Restiamo uniti al Signore poiché abbiamo bisogno reciprocamente

Nella quinta domenica di Pasqua il Vangelo preso in esame è quello di Giovanni 15,1-8 nel quale Gesù si paragona ad una vite alla quale noi siamo ancorati come tralci, e senza di Lui non possiamo stare.

  “I tralci non sono autosufficienti, ma dipendono totalmente dalla vite, che è la sorgente della loro esistenza” ecco che dunque il Signore tiene con Lui quelli che danno frutto “Gesù insiste sul verbo rimanere, che però non è un’azione passiva,  un addormentarsi nel Signore, lasciandosi cullare dalla vita.”

È una reciprocità poiché “i tralci senza la vite non possono fare nulla, hanno bisogno della linfa per crescere e per dare frutto; ma anche la vite ha bisogno dei tralci, perché i frutti non spuntano sul tronco dell’albero.” Abbiamo bisogno di Lui, ma in che modo Lui ha bisogno di noi? “Egli ha bisogno della nostra testimonianza. Il frutto che, come tralci, dobbiamo dare è la testimonianza della nostra vita cristiana.” Attraverso le nostre opere, questo è il compito dei cristiani dopo la morte di Gesù, “testimoniando il suo amore: il frutto da portare è l’amore. Attaccati a Cristo, riceviamo i doni dello Spirito Santo, e così possiamo fare del bene al prossimo. Continua dunque a tornare l’amore, il vero scopo del cristiano, mostrare amore verso gli altri, seguendo l’esempio del Cristo e dandone testimonianza.
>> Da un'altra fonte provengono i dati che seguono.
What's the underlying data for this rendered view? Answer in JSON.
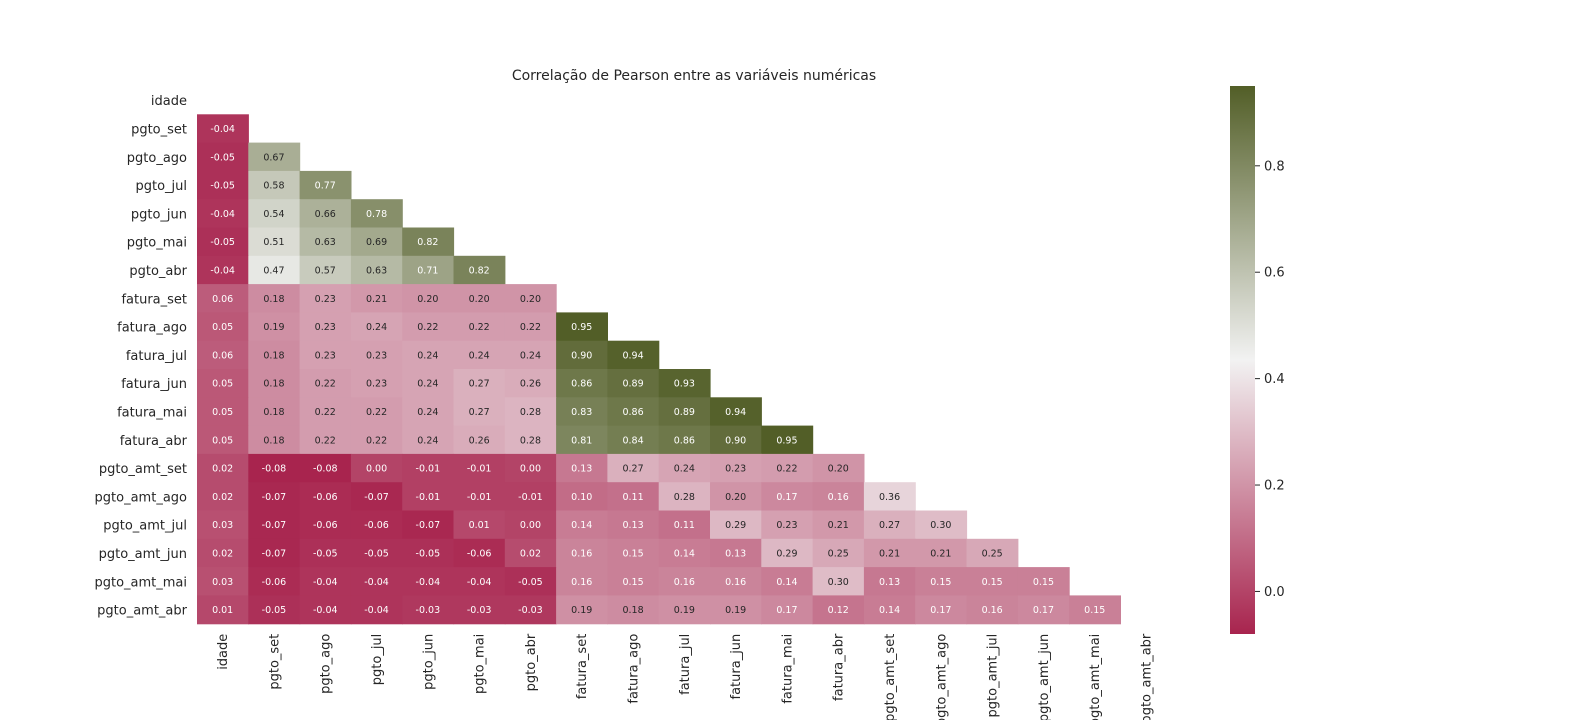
{
  "chart_data": {
    "type": "heatmap",
    "title": "Correlação de Pearson entre as variáveis numéricas",
    "xlabel": "",
    "ylabel": "",
    "variables": [
      "idade",
      "pgto_set",
      "pgto_ago",
      "pgto_jul",
      "pgto_jun",
      "pgto_mai",
      "pgto_abr",
      "fatura_set",
      "fatura_ago",
      "fatura_jul",
      "fatura_jun",
      "fatura_mai",
      "fatura_abr",
      "pgto_amt_set",
      "pgto_amt_ago",
      "pgto_amt_jul",
      "pgto_amt_jun",
      "pgto_amt_mai",
      "pgto_amt_abr"
    ],
    "mask": "upper-triangle",
    "values": [
      [],
      [
        -0.04
      ],
      [
        -0.05,
        0.67
      ],
      [
        -0.05,
        0.58,
        0.77
      ],
      [
        -0.04,
        0.54,
        0.66,
        0.78
      ],
      [
        -0.05,
        0.51,
        0.63,
        0.69,
        0.82
      ],
      [
        -0.04,
        0.47,
        0.57,
        0.63,
        0.71,
        0.82
      ],
      [
        0.06,
        0.18,
        0.23,
        0.21,
        0.2,
        0.2,
        0.2
      ],
      [
        0.05,
        0.19,
        0.23,
        0.24,
        0.22,
        0.22,
        0.22,
        0.95
      ],
      [
        0.06,
        0.18,
        0.23,
        0.23,
        0.24,
        0.24,
        0.24,
        0.9,
        0.94
      ],
      [
        0.05,
        0.18,
        0.22,
        0.23,
        0.24,
        0.27,
        0.26,
        0.86,
        0.89,
        0.93
      ],
      [
        0.05,
        0.18,
        0.22,
        0.22,
        0.24,
        0.27,
        0.28,
        0.83,
        0.86,
        0.89,
        0.94
      ],
      [
        0.05,
        0.18,
        0.22,
        0.22,
        0.24,
        0.26,
        0.28,
        0.81,
        0.84,
        0.86,
        0.9,
        0.95
      ],
      [
        0.02,
        -0.08,
        -0.08,
        -0.0,
        -0.01,
        -0.01,
        -0.0,
        0.13,
        0.27,
        0.24,
        0.23,
        0.22,
        0.2
      ],
      [
        0.02,
        -0.07,
        -0.06,
        -0.07,
        -0.01,
        -0.01,
        -0.01,
        0.1,
        0.11,
        0.28,
        0.2,
        0.17,
        0.16,
        0.36
      ],
      [
        0.03,
        -0.07,
        -0.06,
        -0.06,
        -0.07,
        0.01,
        0.0,
        0.14,
        0.13,
        0.11,
        0.29,
        0.23,
        0.21,
        0.27,
        0.3
      ],
      [
        0.02,
        -0.07,
        -0.05,
        -0.05,
        -0.05,
        -0.06,
        0.02,
        0.16,
        0.15,
        0.14,
        0.13,
        0.29,
        0.25,
        0.21,
        0.21,
        0.25
      ],
      [
        0.03,
        -0.06,
        -0.04,
        -0.04,
        -0.04,
        -0.04,
        -0.05,
        0.16,
        0.15,
        0.16,
        0.16,
        0.14,
        0.3,
        0.13,
        0.15,
        0.15,
        0.15
      ],
      [
        0.01,
        -0.05,
        -0.04,
        -0.04,
        -0.03,
        -0.03,
        -0.03,
        0.19,
        0.18,
        0.19,
        0.19,
        0.17,
        0.12,
        0.14,
        0.17,
        0.16,
        0.17,
        0.15
      ]
    ],
    "vmin": -0.08,
    "vmax": 0.95,
    "colorbar_ticks": [
      "0.0",
      "0.2",
      "0.4",
      "0.6",
      "0.8"
    ],
    "colormap": {
      "low": "#a8244e",
      "mid": "#f2f2f2",
      "high": "#525e27"
    },
    "annotation_format": "2 decimals",
    "grid": false,
    "legend": "colorbar-right"
  }
}
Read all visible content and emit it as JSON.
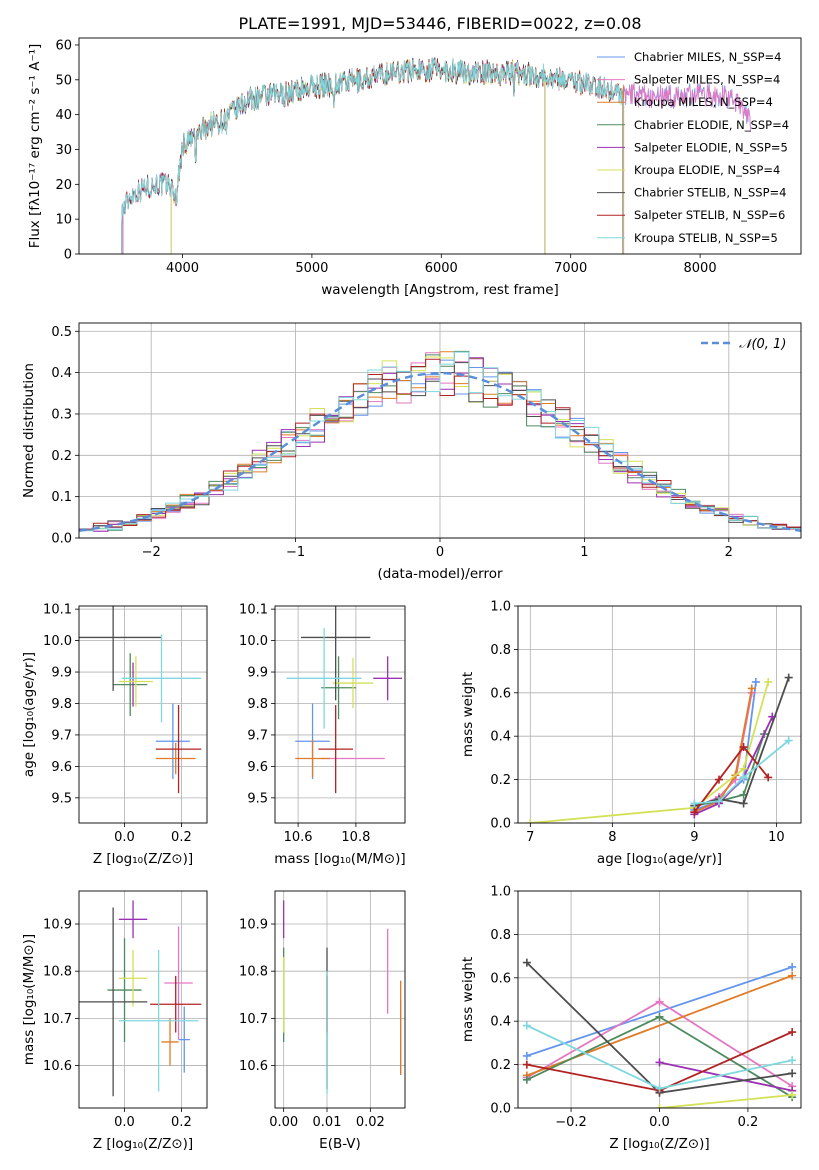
{
  "figure_title": "PLATE=1991, MJD=53446, FIBERID=0022, z=0.08",
  "model_colors": [
    "#6495ED",
    "#E377C2",
    "#E07B27",
    "#4E8B5F",
    "#9B30B5",
    "#D4E157",
    "#4D4D4D",
    "#B22222",
    "#7FD8DE"
  ],
  "chart_data": [
    {
      "id": "spectrum",
      "type": "line",
      "title": "PLATE=1991, MJD=53446, FIBERID=0022, z=0.08",
      "xlabel": "wavelength [Angstrom, rest frame]",
      "ylabel": "Flux [fλ10⁻¹⁷ erg cm⁻² s⁻¹ A⁻¹]",
      "xlim": [
        3200,
        8780
      ],
      "ylim": [
        0,
        62
      ],
      "xticks": [
        "4000",
        "5000",
        "6000",
        "7000",
        "8000"
      ],
      "yticks": [
        "0",
        "10",
        "20",
        "30",
        "40",
        "50",
        "60"
      ],
      "xtick_values": [
        4000,
        5000,
        6000,
        7000,
        8000
      ],
      "ytick_values": [
        0,
        10,
        20,
        30,
        40,
        50,
        60
      ],
      "grid": false,
      "legend_position": "top-right",
      "continuum": {
        "wavelength": [
          3530,
          3600,
          3700,
          3800,
          3900,
          3950,
          4000,
          4100,
          4200,
          4300,
          4400,
          4500,
          4600,
          4800,
          5000,
          5200,
          5400,
          5600,
          5800,
          6000,
          6200,
          6400,
          6600,
          6800,
          7000,
          7200,
          7400,
          7600,
          7800,
          8000,
          8200,
          8300,
          8390
        ],
        "flux": [
          12,
          17,
          19,
          20,
          20,
          16,
          31,
          34,
          37,
          38,
          41,
          44,
          45,
          46,
          48,
          49,
          50,
          52,
          53,
          53,
          52,
          52,
          52,
          51,
          50,
          48,
          46,
          45,
          45,
          46,
          45,
          43,
          38
        ]
      },
      "series": [
        {
          "name": "Chabrier MILES, N_SSP=4",
          "start": 3540,
          "end": 8390
        },
        {
          "name": "Salpeter MILES, N_SSP=4",
          "start": 3540,
          "end": 8390
        },
        {
          "name": "Kroupa MILES, N_SSP=4",
          "start": 3910,
          "end": 7410
        },
        {
          "name": "Chabrier ELODIE, N_SSP=4",
          "start": 3910,
          "end": 6800
        },
        {
          "name": "Salpeter ELODIE, N_SSP=5",
          "start": 3910,
          "end": 6800
        },
        {
          "name": "Kroupa ELODIE, N_SSP=4",
          "start": 3910,
          "end": 6800
        },
        {
          "name": "Chabrier STELIB, N_SSP=4",
          "start": 3530,
          "end": 7400
        },
        {
          "name": "Salpeter STELIB, N_SSP=6",
          "start": 3530,
          "end": 7400
        },
        {
          "name": "Kroupa STELIB, N_SSP=5",
          "start": 3530,
          "end": 7400
        }
      ]
    },
    {
      "id": "residuals",
      "type": "line",
      "xlabel": "(data-model)/error",
      "ylabel": "Normed distribution",
      "xlim": [
        -2.5,
        2.5
      ],
      "ylim": [
        0,
        0.52
      ],
      "xticks": [
        "−2",
        "−1",
        "0",
        "1",
        "2"
      ],
      "yticks": [
        "0.0",
        "0.1",
        "0.2",
        "0.3",
        "0.4",
        "0.5"
      ],
      "xtick_values": [
        -2,
        -1,
        0,
        1,
        2
      ],
      "ytick_values": [
        0,
        0.1,
        0.2,
        0.3,
        0.4,
        0.5
      ],
      "grid": true,
      "legend_position": "top-right",
      "legend": "𝒩(0, 1)",
      "bin_width": 0.1,
      "series_count": 9
    },
    {
      "id": "age-vs-Z",
      "type": "scatter",
      "xlabel": "Z [log₁₀(Z/Z⊙)]",
      "ylabel": "age  [log₁₀(age/yr)]",
      "xlim": [
        -0.16,
        0.29
      ],
      "ylim": [
        9.42,
        10.11
      ],
      "xticks": [
        "0.0",
        "0.2"
      ],
      "yticks": [
        "9.5",
        "9.6",
        "9.7",
        "9.8",
        "9.9",
        "10.0",
        "10.1"
      ],
      "xtick_values": [
        0,
        0.2
      ],
      "ytick_values": [
        9.5,
        9.6,
        9.7,
        9.8,
        9.9,
        10.0,
        10.1
      ],
      "grid": true,
      "points": [
        {
          "series": 0,
          "x": 0.17,
          "xerr": 0.06,
          "y": 9.68,
          "yerr": 0.12
        },
        {
          "series": 1,
          "x": 0.18,
          "xerr": 0.0,
          "y": 9.62,
          "yerr": 0.0
        },
        {
          "series": 2,
          "x": 0.18,
          "xerr": 0.07,
          "y": 9.625,
          "yerr": 0.05
        },
        {
          "series": 3,
          "x": 0.02,
          "xerr": 0.06,
          "y": 9.86,
          "yerr": 0.1
        },
        {
          "series": 4,
          "x": 0.03,
          "xerr": 0.0,
          "y": 9.86,
          "yerr": 0.07
        },
        {
          "series": 5,
          "x": 0.04,
          "xerr": 0.06,
          "y": 9.87,
          "yerr": 0.08
        },
        {
          "series": 6,
          "x": -0.04,
          "xerr": 0.17,
          "y": 10.01,
          "yerr": 0.17
        },
        {
          "series": 7,
          "x": 0.19,
          "xerr": 0.08,
          "y": 9.655,
          "yerr": 0.14
        },
        {
          "series": 8,
          "x": 0.13,
          "xerr": 0.14,
          "y": 9.88,
          "yerr": 0.14
        }
      ]
    },
    {
      "id": "age-vs-mass",
      "type": "scatter",
      "xlabel": "mass [log₁₀(M/M⊙)]",
      "ylabel": "",
      "xlim": [
        10.52,
        10.97
      ],
      "ylim": [
        9.42,
        10.11
      ],
      "xticks": [
        "10.6",
        "10.8"
      ],
      "yticks": [
        "9.5",
        "9.6",
        "9.7",
        "9.8",
        "9.9",
        "10.0",
        "10.1"
      ],
      "xtick_values": [
        10.6,
        10.8
      ],
      "ytick_values": [
        9.5,
        9.6,
        9.7,
        9.8,
        9.9,
        10.0,
        10.1
      ],
      "grid": true,
      "points": [
        {
          "series": 0,
          "x": 10.65,
          "xerr": 0.06,
          "y": 9.68,
          "yerr": 0.12
        },
        {
          "series": 1,
          "x": 10.79,
          "xerr": 0.11,
          "y": 9.625,
          "yerr": 0.0
        },
        {
          "series": 2,
          "x": 10.65,
          "xerr": 0.06,
          "y": 9.625,
          "yerr": 0.06
        },
        {
          "series": 3,
          "x": 10.74,
          "xerr": 0.06,
          "y": 9.85,
          "yerr": 0.1
        },
        {
          "series": 4,
          "x": 10.91,
          "xerr": 0.05,
          "y": 9.88,
          "yerr": 0.07
        },
        {
          "series": 5,
          "x": 10.79,
          "xerr": 0.07,
          "y": 9.865,
          "yerr": 0.08
        },
        {
          "series": 6,
          "x": 10.73,
          "xerr": 0.12,
          "y": 10.01,
          "yerr": 0.2
        },
        {
          "series": 7,
          "x": 10.73,
          "xerr": 0.06,
          "y": 9.655,
          "yerr": 0.14
        },
        {
          "series": 8,
          "x": 10.69,
          "xerr": 0.13,
          "y": 9.88,
          "yerr": 0.16
        }
      ]
    },
    {
      "id": "weight-vs-age",
      "type": "line",
      "xlabel": "age  [log₁₀(age/yr)]",
      "ylabel": "mass weight",
      "xlim": [
        6.85,
        10.3
      ],
      "ylim": [
        0,
        1
      ],
      "xticks": [
        "7",
        "8",
        "9",
        "10"
      ],
      "yticks": [
        "0.0",
        "0.2",
        "0.4",
        "0.6",
        "0.8",
        "1.0"
      ],
      "xtick_values": [
        7,
        8,
        9,
        10
      ],
      "ytick_values": [
        0,
        0.2,
        0.4,
        0.6,
        0.8,
        1.0
      ],
      "grid": true,
      "series": [
        {
          "index": 0,
          "x": [
            9.0,
            9.3,
            9.6,
            9.75
          ],
          "y": [
            0.06,
            0.1,
            0.2,
            0.65
          ]
        },
        {
          "index": 1,
          "x": [
            9.0,
            9.3,
            9.5,
            9.7
          ],
          "y": [
            0.07,
            0.12,
            0.2,
            0.6
          ]
        },
        {
          "index": 2,
          "x": [
            9.0,
            9.3,
            9.5,
            9.7
          ],
          "y": [
            0.05,
            0.1,
            0.22,
            0.62
          ]
        },
        {
          "index": 3,
          "x": [
            9.0,
            9.3,
            9.6,
            9.85
          ],
          "y": [
            0.08,
            0.1,
            0.13,
            0.41
          ]
        },
        {
          "index": 4,
          "x": [
            9.0,
            9.3,
            9.6,
            9.95
          ],
          "y": [
            0.04,
            0.09,
            0.21,
            0.49
          ]
        },
        {
          "index": 5,
          "x": [
            7.0,
            9.0,
            9.6,
            9.9
          ],
          "y": [
            0.0,
            0.07,
            0.25,
            0.65
          ]
        },
        {
          "index": 6,
          "x": [
            9.0,
            9.3,
            9.6,
            10.15
          ],
          "y": [
            0.08,
            0.11,
            0.09,
            0.67
          ]
        },
        {
          "index": 7,
          "x": [
            9.0,
            9.3,
            9.6,
            9.9
          ],
          "y": [
            0.05,
            0.2,
            0.35,
            0.21
          ]
        },
        {
          "index": 8,
          "x": [
            9.0,
            9.3,
            9.6,
            10.15
          ],
          "y": [
            0.09,
            0.1,
            0.21,
            0.38
          ]
        }
      ]
    },
    {
      "id": "mass-vs-Z",
      "type": "scatter",
      "xlabel": "Z [log₁₀(Z/Z⊙)]",
      "ylabel": "mass [log₁₀(M/M⊙)]",
      "xlim": [
        -0.16,
        0.29
      ],
      "ylim": [
        10.51,
        10.97
      ],
      "xticks": [
        "0.0",
        "0.2"
      ],
      "yticks": [
        "10.6",
        "10.7",
        "10.8",
        "10.9"
      ],
      "xtick_values": [
        0,
        0.2
      ],
      "ytick_values": [
        10.6,
        10.7,
        10.8,
        10.9
      ],
      "grid": true,
      "points": [
        {
          "series": 0,
          "x": 0.21,
          "xerr": 0.02,
          "y": 10.655,
          "yerr": 0.07
        },
        {
          "series": 1,
          "x": 0.19,
          "xerr": 0.05,
          "y": 10.775,
          "yerr": 0.12
        },
        {
          "series": 2,
          "x": 0.16,
          "xerr": 0.03,
          "y": 10.65,
          "yerr": 0.05
        },
        {
          "series": 3,
          "x": 0.0,
          "xerr": 0.06,
          "y": 10.76,
          "yerr": 0.11
        },
        {
          "series": 4,
          "x": 0.03,
          "xerr": 0.05,
          "y": 10.91,
          "yerr": 0.04
        },
        {
          "series": 5,
          "x": 0.03,
          "xerr": 0.05,
          "y": 10.785,
          "yerr": 0.06
        },
        {
          "series": 6,
          "x": -0.04,
          "xerr": 0.12,
          "y": 10.735,
          "yerr": 0.2
        },
        {
          "series": 7,
          "x": 0.18,
          "xerr": 0.09,
          "y": 10.73,
          "yerr": 0.06
        },
        {
          "series": 8,
          "x": 0.12,
          "xerr": 0.14,
          "y": 10.695,
          "yerr": 0.15
        }
      ]
    },
    {
      "id": "mass-vs-ebv",
      "type": "scatter",
      "xlabel": "E(B-V)",
      "ylabel": "",
      "xlim": [
        -0.002,
        0.028
      ],
      "ylim": [
        10.51,
        10.97
      ],
      "xticks": [
        "0.00",
        "0.01",
        "0.02"
      ],
      "yticks": [
        "10.6",
        "10.7",
        "10.8",
        "10.9"
      ],
      "xtick_values": [
        0,
        0.01,
        0.02
      ],
      "ytick_values": [
        10.6,
        10.7,
        10.8,
        10.9
      ],
      "grid": true,
      "points": [
        {
          "series": 0,
          "x": 0.027,
          "xerr": 0.0,
          "y": 10.66,
          "yerr": 0.08
        },
        {
          "series": 1,
          "x": 0.024,
          "xerr": 0.0,
          "y": 10.8,
          "yerr": 0.09
        },
        {
          "series": 2,
          "x": 0.027,
          "xerr": 0.0,
          "y": 10.68,
          "yerr": 0.1
        },
        {
          "series": 3,
          "x": 0.0,
          "xerr": 0.0,
          "y": 10.75,
          "yerr": 0.1
        },
        {
          "series": 4,
          "x": 0.0,
          "xerr": 0.0,
          "y": 10.91,
          "yerr": 0.04
        },
        {
          "series": 5,
          "x": 0.0,
          "xerr": 0.0,
          "y": 10.75,
          "yerr": 0.08
        },
        {
          "series": 6,
          "x": 0.01,
          "xerr": 0.0,
          "y": 10.7,
          "yerr": 0.15
        },
        {
          "series": 7,
          "x": 0.01,
          "xerr": 0.0,
          "y": 10.73,
          "yerr": 0.06
        },
        {
          "series": 8,
          "x": 0.01,
          "xerr": 0.0,
          "y": 10.67,
          "yerr": 0.13
        }
      ]
    },
    {
      "id": "weight-vs-Z",
      "type": "line",
      "xlabel": "Z [log₁₀(Z/Z⊙)]",
      "ylabel": "mass weight",
      "xlim": [
        -0.32,
        0.32
      ],
      "ylim": [
        0,
        1
      ],
      "xticks": [
        "−0.2",
        "0.0",
        "0.2"
      ],
      "yticks": [
        "0.0",
        "0.2",
        "0.4",
        "0.6",
        "0.8",
        "1.0"
      ],
      "xtick_values": [
        -0.2,
        0,
        0.2
      ],
      "ytick_values": [
        0,
        0.2,
        0.4,
        0.6,
        0.8,
        1.0
      ],
      "grid": true,
      "series": [
        {
          "index": 0,
          "x": [
            -0.3,
            0.3
          ],
          "y": [
            0.24,
            0.65
          ]
        },
        {
          "index": 1,
          "x": [
            -0.3,
            0.0,
            0.3
          ],
          "y": [
            0.14,
            0.49,
            0.1
          ]
        },
        {
          "index": 2,
          "x": [
            -0.3,
            0.3
          ],
          "y": [
            0.15,
            0.61
          ]
        },
        {
          "index": 3,
          "x": [
            -0.3,
            0.0,
            0.3
          ],
          "y": [
            0.13,
            0.42,
            0.05
          ]
        },
        {
          "index": 4,
          "x": [
            0.0,
            0.3
          ],
          "y": [
            0.21,
            0.08
          ]
        },
        {
          "index": 5,
          "x": [
            0.0,
            0.3
          ],
          "y": [
            0.0,
            0.06
          ]
        },
        {
          "index": 6,
          "x": [
            -0.3,
            0.0,
            0.3
          ],
          "y": [
            0.67,
            0.07,
            0.16
          ]
        },
        {
          "index": 7,
          "x": [
            -0.3,
            0.0,
            0.3
          ],
          "y": [
            0.2,
            0.08,
            0.35
          ]
        },
        {
          "index": 8,
          "x": [
            -0.3,
            0.0,
            0.3
          ],
          "y": [
            0.38,
            0.09,
            0.22
          ]
        }
      ]
    }
  ]
}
Ma come possiamo riuscirci? Gesù ci dice: -Se rimanete in me e le mie parole rimangono in voi, chiedete quello che volete e vi sarà fatto-. La preghiera è il nostro mezzo e “la fecondità della nostra vita dipende dalla preghiera” dobbiamo dunque chiedere in preghiera di avere la forza di comportarci come Gesù e così amare i nostri fratelli e sorelle, a cominciare dai più poveri e sofferenti, come ha fatto Lui, e amarli con il suo cuore e portare nel mondo frutti di bontà, frutti di carità, frutti di pace.